Perfect Sound Forever

WILL OWSLEY

Exile on Music Row
Part 2 and 3 by Ed Turner
(April 2018)


Part 2. Band On The Run

As unlikely as it may seem, this would not be the last Will would hear from Amy Grant. If anything, she would - in time - figure even more prominently in Will's career than she might have had he become her touring guitarist when the offer was initially made. That Will could have guessed as much at the time - while doubtful - we'll never know. But that's getting ahead of the story.

For now, Will.

While touring with Judson Spence, Will performed alongside Spence's younger brother - the band's drummer - Jody. Just as Will had once served an apprenticeship in his older brother's band, so too Jody - the kind of shared experience which would form the basis of a unique, if largely unspoken, bond between the two. Indeed, not long after Will's departure from Spence, Jody soon followed, and by the early '90's Will and Jody had effectively teamed up as songwriting partners.

Enter Scott Simian.

A respected Nashville entertainment attorney and talent manager, Simian, who made his name working in Country & Western - Charlie Daniels, Brooks & Dunn, The Dixie Chicks, Deanna Carter - now turned his attention to non-traditional, left-of-the-dial acts like the Spence brothers, Ben Folds, Owsley, and future Counting Crows bassist Millard Powers.

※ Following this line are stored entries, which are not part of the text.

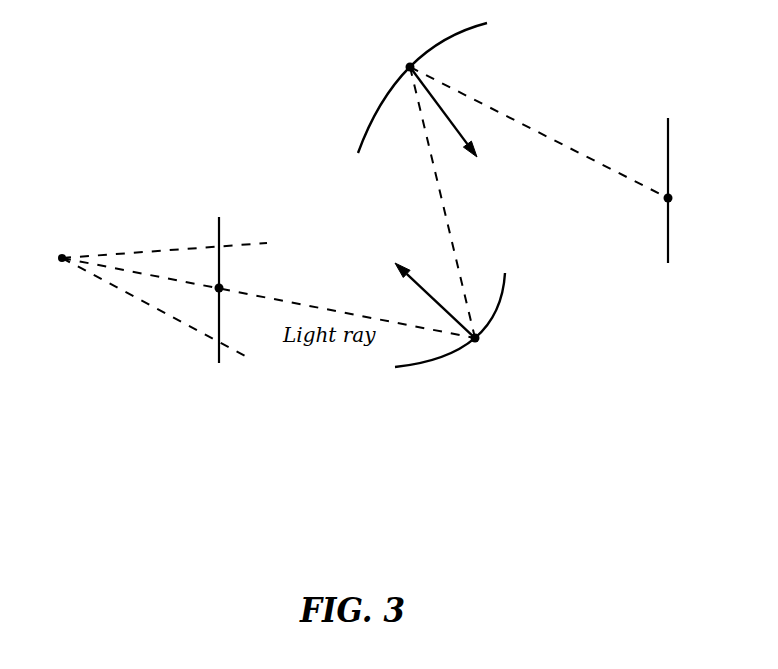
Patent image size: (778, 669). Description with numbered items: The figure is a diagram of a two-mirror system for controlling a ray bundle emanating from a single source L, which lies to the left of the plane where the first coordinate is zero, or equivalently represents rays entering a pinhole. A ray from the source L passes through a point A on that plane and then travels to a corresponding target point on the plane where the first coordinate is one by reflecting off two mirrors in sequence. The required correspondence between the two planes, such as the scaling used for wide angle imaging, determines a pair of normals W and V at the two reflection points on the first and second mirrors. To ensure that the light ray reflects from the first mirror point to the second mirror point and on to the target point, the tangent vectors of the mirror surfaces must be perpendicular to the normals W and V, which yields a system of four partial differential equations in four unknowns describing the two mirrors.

The source L is at (47, 258).
The point A is at (228, 290).
The normal V is at (453, 132).
The normal W is at (418, 285).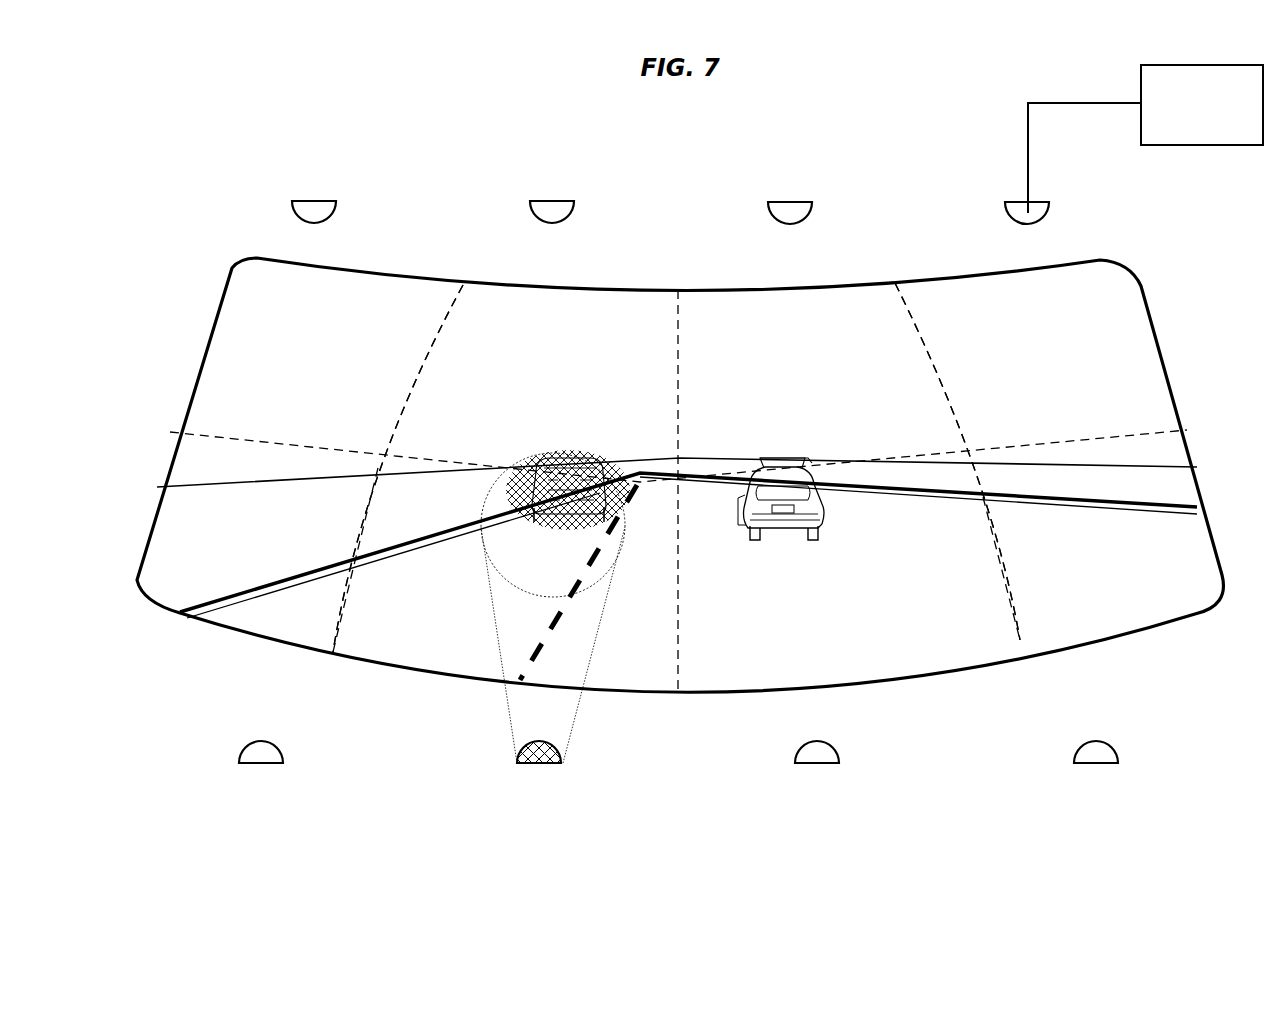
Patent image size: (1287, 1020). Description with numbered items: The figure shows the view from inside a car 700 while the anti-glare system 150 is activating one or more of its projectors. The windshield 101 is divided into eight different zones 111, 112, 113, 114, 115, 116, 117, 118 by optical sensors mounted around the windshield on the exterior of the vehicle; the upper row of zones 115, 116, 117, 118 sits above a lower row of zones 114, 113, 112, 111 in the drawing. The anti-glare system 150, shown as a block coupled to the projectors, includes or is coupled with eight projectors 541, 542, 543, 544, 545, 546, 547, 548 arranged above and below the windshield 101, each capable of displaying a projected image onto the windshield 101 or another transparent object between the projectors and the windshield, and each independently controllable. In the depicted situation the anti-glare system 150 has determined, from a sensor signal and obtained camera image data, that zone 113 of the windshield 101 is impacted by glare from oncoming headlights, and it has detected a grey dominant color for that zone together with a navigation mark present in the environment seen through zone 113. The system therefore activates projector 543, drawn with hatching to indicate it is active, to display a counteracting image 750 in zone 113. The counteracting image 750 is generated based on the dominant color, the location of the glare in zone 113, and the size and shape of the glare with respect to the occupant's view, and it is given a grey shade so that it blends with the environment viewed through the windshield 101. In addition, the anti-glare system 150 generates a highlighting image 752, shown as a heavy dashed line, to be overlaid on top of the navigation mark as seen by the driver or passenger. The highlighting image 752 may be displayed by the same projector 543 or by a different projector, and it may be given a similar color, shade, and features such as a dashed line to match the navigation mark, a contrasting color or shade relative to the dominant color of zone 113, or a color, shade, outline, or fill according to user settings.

Originally, Folds and Powers were performing together in a band called Majosha, when, in 1991, Simian attended one of their concerts in the musicians' home state of North Carolina. Simian was impressed by what he heard that night, and encouraged Folds to come to Nashville with him. Invitation extended, Folds pulled up stakes and followed Simian, with Powers in tow.

Simian provided Powers and Folds with a recording studio to hammer out new material ; the same studio, as it happened, where Will and Jody could often be found toiling away on their own demos. Sharing the same recording space, across many late- night sessions, Folds got to know Will and Jody, and eventually introduced them to his friend Millard Powers.

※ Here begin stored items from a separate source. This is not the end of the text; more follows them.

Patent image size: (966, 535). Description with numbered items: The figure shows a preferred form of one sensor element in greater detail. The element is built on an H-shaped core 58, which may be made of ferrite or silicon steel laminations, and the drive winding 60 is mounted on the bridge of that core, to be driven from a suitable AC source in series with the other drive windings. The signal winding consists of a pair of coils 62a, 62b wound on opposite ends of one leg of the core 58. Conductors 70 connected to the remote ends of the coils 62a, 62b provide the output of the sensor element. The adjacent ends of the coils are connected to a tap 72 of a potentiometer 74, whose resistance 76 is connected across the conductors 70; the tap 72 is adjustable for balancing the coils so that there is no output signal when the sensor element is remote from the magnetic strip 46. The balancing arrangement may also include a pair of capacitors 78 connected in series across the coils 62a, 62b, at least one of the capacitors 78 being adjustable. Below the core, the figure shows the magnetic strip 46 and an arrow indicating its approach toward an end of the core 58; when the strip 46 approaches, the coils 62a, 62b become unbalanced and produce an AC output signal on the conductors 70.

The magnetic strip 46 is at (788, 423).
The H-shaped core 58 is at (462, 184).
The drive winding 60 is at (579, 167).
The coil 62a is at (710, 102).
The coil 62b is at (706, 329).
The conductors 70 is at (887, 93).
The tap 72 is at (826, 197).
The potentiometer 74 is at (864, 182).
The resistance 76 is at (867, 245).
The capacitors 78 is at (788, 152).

No sooner had Will and Jody met Powers - who shared with the others an affinity for off-kilter, XTC-inspired pop- than the three were off and writing songs together - so many, in fact, that within a month they had an album's worth of demos recorded. Calling themselves Spence, Powers & Owsley, the trio began gigging around Nashville, road-testing their Southern-fried brand of power pop.

Eventually, Spence, Powers & Owsley, in a bid for indie credibility, changed their name to the edgier-sounding, The Semantics.

In 1992, after they were spotted playing an artists showcase in Nashville, The Semantics were signed to Geffen Records. With the backing of a major label - and eager to record an album - the band's attention now turned to finding a producer.

Oddly, it was during the initial rush of excitement that followed the signing to Geffen that Jody Spence would leave the band. While the reasons for Spence's departure remain murky, in truth it could not have come at a better time; his replacement behind the drum kit was one Zak Starkey, the son of legendary former Beatle Ringo Starr.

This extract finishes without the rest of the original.